Face aux défis d’approvisionnement persistants, le Togo a pris une décision stratégique : la suspension temporaire des exportations de noix et d’amandes de karité depuis le 10 mars 2025. Cette mesure, initiée par les ministères du Commerce, de l’Économie et de l’Agriculture, vise à réorienter la matière première vers les unités locales de transformation, souvent confrontées à des pénuries malgré une production nationale estimée à 40 000 tonnes par an.

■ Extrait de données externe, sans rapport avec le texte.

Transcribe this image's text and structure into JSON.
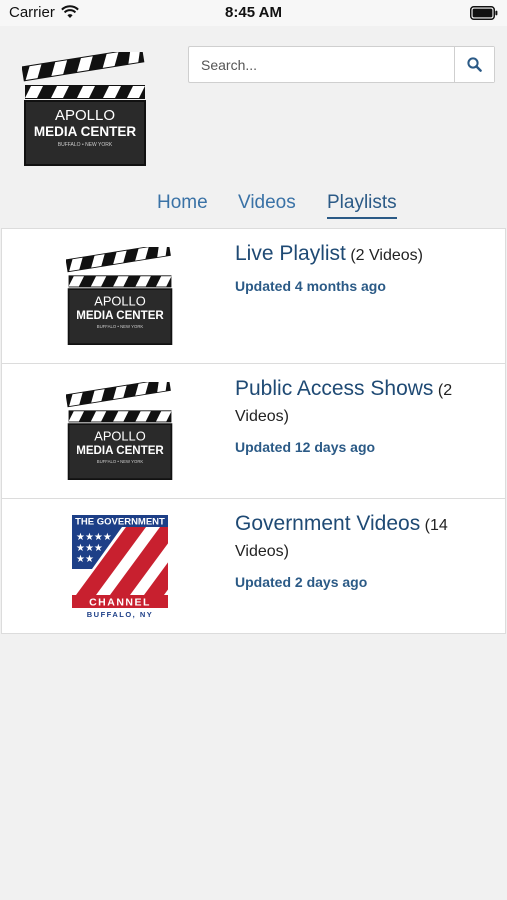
{
  "status_bar": {
    "carrier": "Carrier",
    "time": "8:45 AM"
  },
  "logo": {
    "line1": "APOLLO",
    "line2": "MEDIA CENTER",
    "line3": "BUFFALO • NEW YORK"
  },
  "search": {
    "placeholder": "Search..."
  },
  "nav": {
    "tabs": [
      {
        "label": "Home"
      },
      {
        "label": "Videos"
      },
      {
        "label": "Playlists",
        "active": true
      }
    ]
  },
  "playlists": [
    {
      "title": "Live Playlist",
      "count": "(2 Videos)",
      "updated": "Updated 4 months ago",
      "thumb": "apollo-logo"
    },
    {
      "title": "Public Access Shows",
      "count": "(2 Videos)",
      "updated": "Updated 12 days ago",
      "thumb": "apollo-logo"
    },
    {
      "title": "Government Videos",
      "count": "(14 Videos)",
      "updated": "Updated 2 days ago",
      "thumb": "government-channel-logo"
    }
  ],
  "gov_logo": {
    "top": "THE GOVERNMENT",
    "bottom": "CHANNEL",
    "city": "BUFFALO, NY"
  },
  "colors": {
    "link": "#3a72a6",
    "title": "#1f4a74",
    "flag_red": "#c8202f",
    "flag_blue": "#1d3f87"
  }
}
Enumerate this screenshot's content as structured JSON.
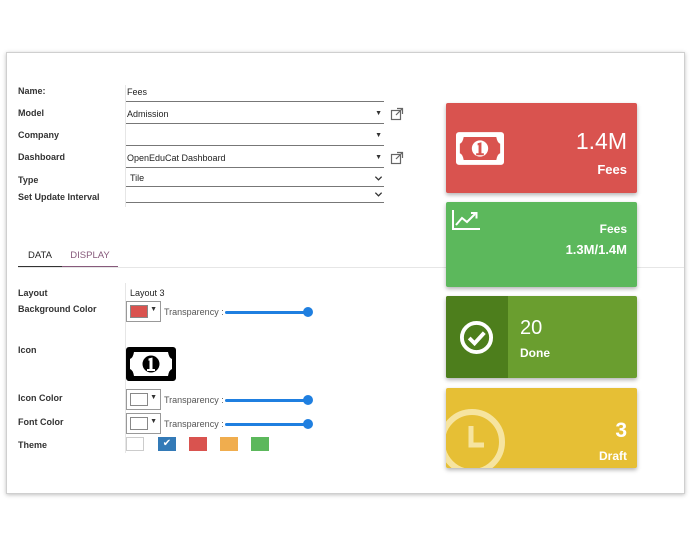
{
  "form": {
    "labels": {
      "name": "Name:",
      "model": "Model",
      "company": "Company",
      "dashboard": "Dashboard",
      "type": "Type",
      "interval": "Set Update Interval"
    },
    "values": {
      "name": "Fees",
      "model": "Admission",
      "company": "",
      "dashboard": "OpenEduCat Dashboard",
      "type": "Tile",
      "interval": ""
    }
  },
  "tabs": [
    {
      "label": "DATA",
      "active": true
    },
    {
      "label": "DISPLAY",
      "active": false
    }
  ],
  "display": {
    "layout_label": "Layout",
    "layout_value": "Layout 3",
    "bg_color_label": "Background Color",
    "icon_label": "Icon",
    "icon_color_label": "Icon Color",
    "font_color_label": "Font Color",
    "theme_label": "Theme",
    "transparency_label": "Transparency :",
    "bg_color": "#d9534f",
    "icon_color": "#ffffff",
    "font_color": "#ffffff",
    "bg_transparency": 1,
    "icon_transparency": 1,
    "font_transparency": 1,
    "themes": [
      {
        "color": "#ffffff",
        "selected": false
      },
      {
        "color": "#337ab7",
        "selected": true
      },
      {
        "color": "#d9534f",
        "selected": false
      },
      {
        "color": "#f0ad4e",
        "selected": false
      },
      {
        "color": "#5cb85c",
        "selected": false
      }
    ],
    "icon": "money-bill-icon"
  },
  "tiles": [
    {
      "value": "1.4M",
      "name": "Fees",
      "color": "#d9534f",
      "icon": "money-bill-icon"
    },
    {
      "name": "Fees",
      "value": "1.3M/1.4M",
      "color": "#5cb85c",
      "icon": "line-chart-icon"
    },
    {
      "value": "20",
      "name": "Done",
      "color": "#6a9e2f",
      "accent": "#4d7e1c",
      "icon": "check-circle-icon"
    },
    {
      "value": "3",
      "name": "Draft",
      "color": "#e6bf35",
      "icon": "clock-icon"
    }
  ]
}
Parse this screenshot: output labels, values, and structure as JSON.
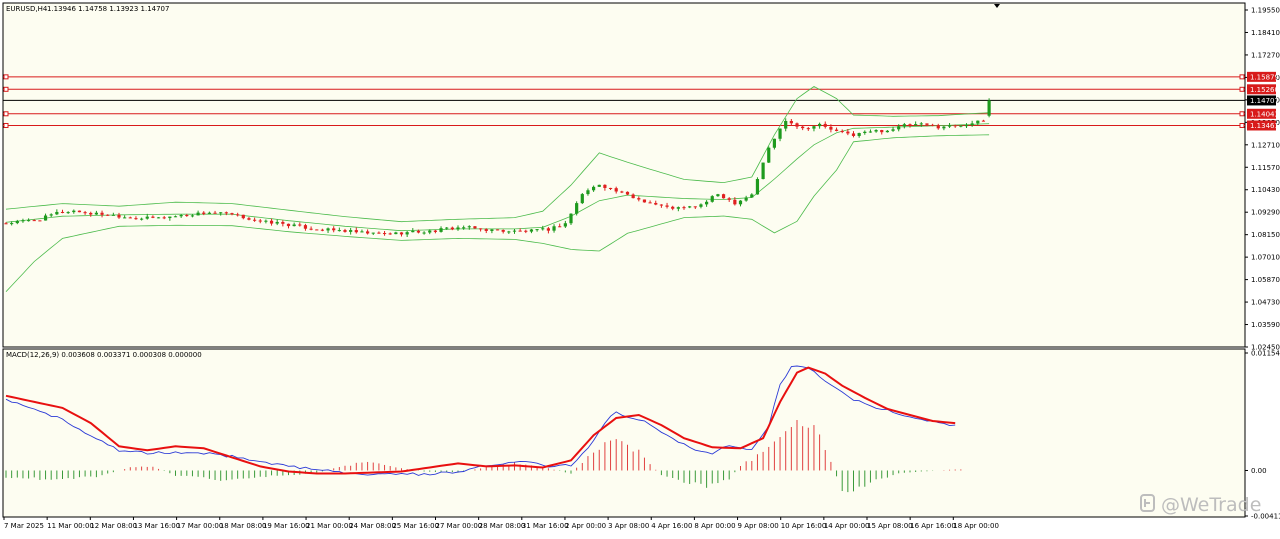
{
  "header": {
    "symbol": "EURUSD,H4",
    "ohlc": "1.13946 1.14758 1.13923 1.14707",
    "macd": "MACD(12,26,9) 0.003608 0.003371 0.000308 0.000000"
  },
  "watermark": "@WeTrade",
  "colors": {
    "background": "#fdfdf1",
    "candle_up": "#1e9a1e",
    "candle_down": "#e02020",
    "bands": "#4cbb4c",
    "level_lines": "#d81b1b",
    "current_price": "#000000",
    "macd_line": "#2b3ad6",
    "signal_line": "#e81010",
    "hist_pos": "#e04040",
    "hist_neg": "#3a9a3a"
  },
  "chart_data": [
    {
      "type": "candlestick",
      "title": "EURUSD,H4",
      "ylim": [
        1.0245,
        1.1955
      ],
      "y_ticks": [
        "1.19550",
        "1.18410",
        "1.17270",
        "1.16130",
        "1.14990",
        "1.13850",
        "1.12710",
        "1.11570",
        "1.10430",
        "1.09290",
        "1.08150",
        "1.07010",
        "1.05870",
        "1.04730",
        "1.03590",
        "1.02450"
      ],
      "close_path": [
        [
          0,
          1.086
        ],
        [
          3,
          1.087
        ],
        [
          6,
          1.088
        ],
        [
          9,
          1.0912
        ],
        [
          12,
          1.0922
        ],
        [
          15,
          1.0908
        ],
        [
          18,
          1.0905
        ],
        [
          21,
          1.0892
        ],
        [
          24,
          1.0885
        ],
        [
          27,
          1.0887
        ],
        [
          30,
          1.0896
        ],
        [
          33,
          1.0905
        ],
        [
          36,
          1.0914
        ],
        [
          39,
          1.0906
        ],
        [
          42,
          1.089
        ],
        [
          45,
          1.0868
        ],
        [
          48,
          1.0862
        ],
        [
          51,
          1.0848
        ],
        [
          54,
          1.0834
        ],
        [
          57,
          1.0827
        ],
        [
          60,
          1.0822
        ],
        [
          63,
          1.0812
        ],
        [
          66,
          1.0808
        ],
        [
          69,
          1.081
        ],
        [
          72,
          1.0817
        ],
        [
          75,
          1.0819
        ],
        [
          78,
          1.0833
        ],
        [
          81,
          1.0841
        ],
        [
          84,
          1.083
        ],
        [
          87,
          1.0824
        ],
        [
          90,
          1.082
        ],
        [
          93,
          1.0822
        ],
        [
          96,
          1.083
        ],
        [
          99,
          1.086
        ],
        [
          102,
          1.1007
        ],
        [
          105,
          1.1055
        ],
        [
          108,
          1.102
        ],
        [
          111,
          1.0988
        ],
        [
          114,
          1.0962
        ],
        [
          117,
          1.0938
        ],
        [
          120,
          1.0935
        ],
        [
          123,
          1.0951
        ],
        [
          126,
          1.1005
        ],
        [
          129,
          1.0962
        ],
        [
          132,
          1.1005
        ],
        [
          135,
          1.1235
        ],
        [
          138,
          1.1375
        ],
        [
          141,
          1.1332
        ],
        [
          144,
          1.135
        ],
        [
          147,
          1.1315
        ],
        [
          150,
          1.13
        ],
        [
          153,
          1.1317
        ],
        [
          156,
          1.1322
        ],
        [
          159,
          1.1346
        ],
        [
          162,
          1.135
        ],
        [
          165,
          1.134
        ],
        [
          168,
          1.1345
        ],
        [
          171,
          1.1358
        ],
        [
          174,
          1.1371
        ]
      ],
      "bands": {
        "upper": [
          [
            0,
            1.093
          ],
          [
            10,
            1.0958
          ],
          [
            20,
            1.0945
          ],
          [
            30,
            1.0965
          ],
          [
            40,
            1.0958
          ],
          [
            50,
            1.0925
          ],
          [
            60,
            1.0893
          ],
          [
            70,
            1.0868
          ],
          [
            80,
            1.088
          ],
          [
            90,
            1.0888
          ],
          [
            95,
            1.092
          ],
          [
            100,
            1.105
          ],
          [
            105,
            1.121
          ],
          [
            110,
            1.1163
          ],
          [
            120,
            1.1078
          ],
          [
            127,
            1.1062
          ],
          [
            132,
            1.109
          ],
          [
            136,
            1.13
          ],
          [
            140,
            1.148
          ],
          [
            143,
            1.154
          ],
          [
            147,
            1.148
          ],
          [
            150,
            1.1398
          ],
          [
            157,
            1.1392
          ],
          [
            165,
            1.1395
          ],
          [
            174,
            1.141
          ]
        ],
        "middle": [
          [
            0,
            1.0865
          ],
          [
            10,
            1.0895
          ],
          [
            20,
            1.0902
          ],
          [
            30,
            1.0905
          ],
          [
            40,
            1.0905
          ],
          [
            50,
            1.0873
          ],
          [
            60,
            1.0845
          ],
          [
            70,
            1.0823
          ],
          [
            80,
            1.0832
          ],
          [
            90,
            1.0832
          ],
          [
            95,
            1.084
          ],
          [
            100,
            1.0895
          ],
          [
            105,
            1.0972
          ],
          [
            110,
            1.1
          ],
          [
            120,
            1.0983
          ],
          [
            127,
            1.0978
          ],
          [
            132,
            1.0988
          ],
          [
            136,
            1.108
          ],
          [
            140,
            1.118
          ],
          [
            143,
            1.125
          ],
          [
            147,
            1.131
          ],
          [
            150,
            1.1332
          ],
          [
            157,
            1.1338
          ],
          [
            165,
            1.1345
          ],
          [
            174,
            1.1355
          ]
        ],
        "lower": [
          [
            0,
            1.052
          ],
          [
            5,
            1.067
          ],
          [
            10,
            1.0785
          ],
          [
            20,
            1.0845
          ],
          [
            30,
            1.085
          ],
          [
            40,
            1.0848
          ],
          [
            50,
            1.0818
          ],
          [
            60,
            1.0795
          ],
          [
            70,
            1.0775
          ],
          [
            80,
            1.0785
          ],
          [
            90,
            1.078
          ],
          [
            95,
            1.076
          ],
          [
            100,
            1.073
          ],
          [
            105,
            1.0722
          ],
          [
            110,
            1.081
          ],
          [
            120,
            1.0888
          ],
          [
            127,
            1.0896
          ],
          [
            132,
            1.088
          ],
          [
            136,
            1.0812
          ],
          [
            140,
            1.087
          ],
          [
            143,
            1.0995
          ],
          [
            147,
            1.1125
          ],
          [
            150,
            1.1265
          ],
          [
            157,
            1.1285
          ],
          [
            165,
            1.1295
          ],
          [
            174,
            1.13
          ]
        ]
      },
      "levels": [
        {
          "value": "1.15879",
          "color": "#d81b1b"
        },
        {
          "value": "1.15260",
          "color": "#d81b1b"
        },
        {
          "value": "1.14707",
          "color": "#000000"
        },
        {
          "value": "1.14043",
          "color": "#d81b1b"
        },
        {
          "value": "1.13461",
          "color": "#d81b1b"
        }
      ]
    },
    {
      "type": "macd",
      "title": "MACD(12,26,9)",
      "ylim": [
        -0.004115,
        0.011545
      ],
      "y_ticks": [
        "0.011545",
        "0.00",
        "-0.004115"
      ],
      "macd_line": [
        [
          0,
          0.007
        ],
        [
          5,
          0.0062
        ],
        [
          10,
          0.005
        ],
        [
          15,
          0.0035
        ],
        [
          20,
          0.002
        ],
        [
          25,
          0.0017
        ],
        [
          30,
          0.0018
        ],
        [
          35,
          0.0017
        ],
        [
          40,
          0.0014
        ],
        [
          45,
          0.0009
        ],
        [
          50,
          0.0004
        ],
        [
          55,
          0.0001
        ],
        [
          60,
          -0.0002
        ],
        [
          65,
          -0.0004
        ],
        [
          70,
          -0.0003
        ],
        [
          75,
          -0.0004
        ],
        [
          80,
          -0.0001
        ],
        [
          85,
          0.0005
        ],
        [
          90,
          0.0009
        ],
        [
          93,
          0.0008
        ],
        [
          96,
          0.0004
        ],
        [
          100,
          0.0005
        ],
        [
          103,
          0.0022
        ],
        [
          106,
          0.0048
        ],
        [
          108,
          0.0058
        ],
        [
          110,
          0.0053
        ],
        [
          113,
          0.005
        ],
        [
          117,
          0.0035
        ],
        [
          122,
          0.002
        ],
        [
          125,
          0.0016
        ],
        [
          128,
          0.0025
        ],
        [
          132,
          0.002
        ],
        [
          135,
          0.0045
        ],
        [
          137,
          0.0085
        ],
        [
          139,
          0.0102
        ],
        [
          141,
          0.0104
        ],
        [
          143,
          0.0098
        ],
        [
          146,
          0.0085
        ],
        [
          150,
          0.007
        ],
        [
          155,
          0.0061
        ],
        [
          160,
          0.0053
        ],
        [
          165,
          0.0047
        ],
        [
          168,
          0.0045
        ]
      ],
      "signal_line": [
        [
          0,
          0.0074
        ],
        [
          5,
          0.0068
        ],
        [
          10,
          0.0062
        ],
        [
          15,
          0.0047
        ],
        [
          20,
          0.0024
        ],
        [
          25,
          0.002
        ],
        [
          30,
          0.0024
        ],
        [
          35,
          0.0022
        ],
        [
          40,
          0.0013
        ],
        [
          45,
          0.0004
        ],
        [
          50,
          -0.0001
        ],
        [
          55,
          -0.0003
        ],
        [
          60,
          -0.0003
        ],
        [
          65,
          -0.0002
        ],
        [
          70,
          -0.0001
        ],
        [
          75,
          0.0003
        ],
        [
          80,
          0.0007
        ],
        [
          85,
          0.0004
        ],
        [
          90,
          0.0005
        ],
        [
          95,
          0.0003
        ],
        [
          100,
          0.001
        ],
        [
          104,
          0.0035
        ],
        [
          108,
          0.0052
        ],
        [
          112,
          0.0055
        ],
        [
          116,
          0.0045
        ],
        [
          120,
          0.0032
        ],
        [
          125,
          0.0023
        ],
        [
          130,
          0.0022
        ],
        [
          134,
          0.0032
        ],
        [
          137,
          0.0068
        ],
        [
          140,
          0.0097
        ],
        [
          142,
          0.0102
        ],
        [
          145,
          0.0096
        ],
        [
          148,
          0.0084
        ],
        [
          152,
          0.0072
        ],
        [
          156,
          0.0061
        ],
        [
          160,
          0.0055
        ],
        [
          164,
          0.0049
        ],
        [
          168,
          0.0047
        ]
      ],
      "histogram_profile": [
        [
          0,
          -0.0007
        ],
        [
          10,
          -0.0009
        ],
        [
          16,
          -0.0006
        ],
        [
          22,
          0.0003
        ],
        [
          26,
          0.0004
        ],
        [
          30,
          -0.0005
        ],
        [
          38,
          -0.0009
        ],
        [
          45,
          -0.0006
        ],
        [
          52,
          -0.0004
        ],
        [
          56,
          -0.0001
        ],
        [
          58,
          0.0002
        ],
        [
          64,
          0.0009
        ],
        [
          70,
          0.0002
        ],
        [
          74,
          -0.0001
        ],
        [
          80,
          -0.0002
        ],
        [
          85,
          0.0003
        ],
        [
          90,
          0.0007
        ],
        [
          96,
          0.0002
        ],
        [
          100,
          -0.0003
        ],
        [
          104,
          0.002
        ],
        [
          108,
          0.0029
        ],
        [
          112,
          0.0018
        ],
        [
          116,
          -0.0005
        ],
        [
          120,
          -0.0012
        ],
        [
          124,
          -0.0015
        ],
        [
          128,
          -0.0008
        ],
        [
          130,
          0.0005
        ],
        [
          134,
          0.0017
        ],
        [
          138,
          0.0039
        ],
        [
          141,
          0.0048
        ],
        [
          144,
          0.0038
        ],
        [
          146,
          0.0008
        ],
        [
          148,
          -0.0019
        ],
        [
          151,
          -0.0018
        ],
        [
          154,
          -0.001
        ],
        [
          158,
          -0.0003
        ],
        [
          162,
          -0.0001
        ],
        [
          168,
          0.0001
        ]
      ]
    }
  ],
  "x_axis": {
    "labels": [
      "7 Mar 2025",
      "11 Mar 00:00",
      "12 Mar 08:00",
      "13 Mar 16:00",
      "17 Mar 00:00",
      "18 Mar 08:00",
      "19 Mar 16:00",
      "21 Mar 00:00",
      "24 Mar 08:00",
      "25 Mar 16:00",
      "27 Mar 00:00",
      "28 Mar 08:00",
      "31 Mar 16:00",
      "2 Apr 00:00",
      "3 Apr 08:00",
      "4 Apr 16:00",
      "8 Apr 00:00",
      "9 Apr 08:00",
      "10 Apr 16:00",
      "14 Apr 00:00",
      "15 Apr 08:00",
      "16 Apr 16:00",
      "18 Apr 00:00"
    ]
  }
}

Une stratégie économique ambitieuse
Le gouvernement togolais mise sur la transformation locale pour capter davantage de valeur ajoutée. Avec des acteurs majeurs comme NIOTO (capacité de 35 000 tonnes par an) et Label d’Or (10 000 tonnes par an), le pays cherche à réduire sa dépendance aux exportations brutes, qui représentaient jusqu’à 25 000 tonnes par an, soit 5 % du marché ouest-africain. Cette suspension s’inscrit dans une vision plus large d’industrialisation, portée par le président Faure Gnassingbé, visant à stimuler l’emploi et la compétitivité des produits togolais à l’international.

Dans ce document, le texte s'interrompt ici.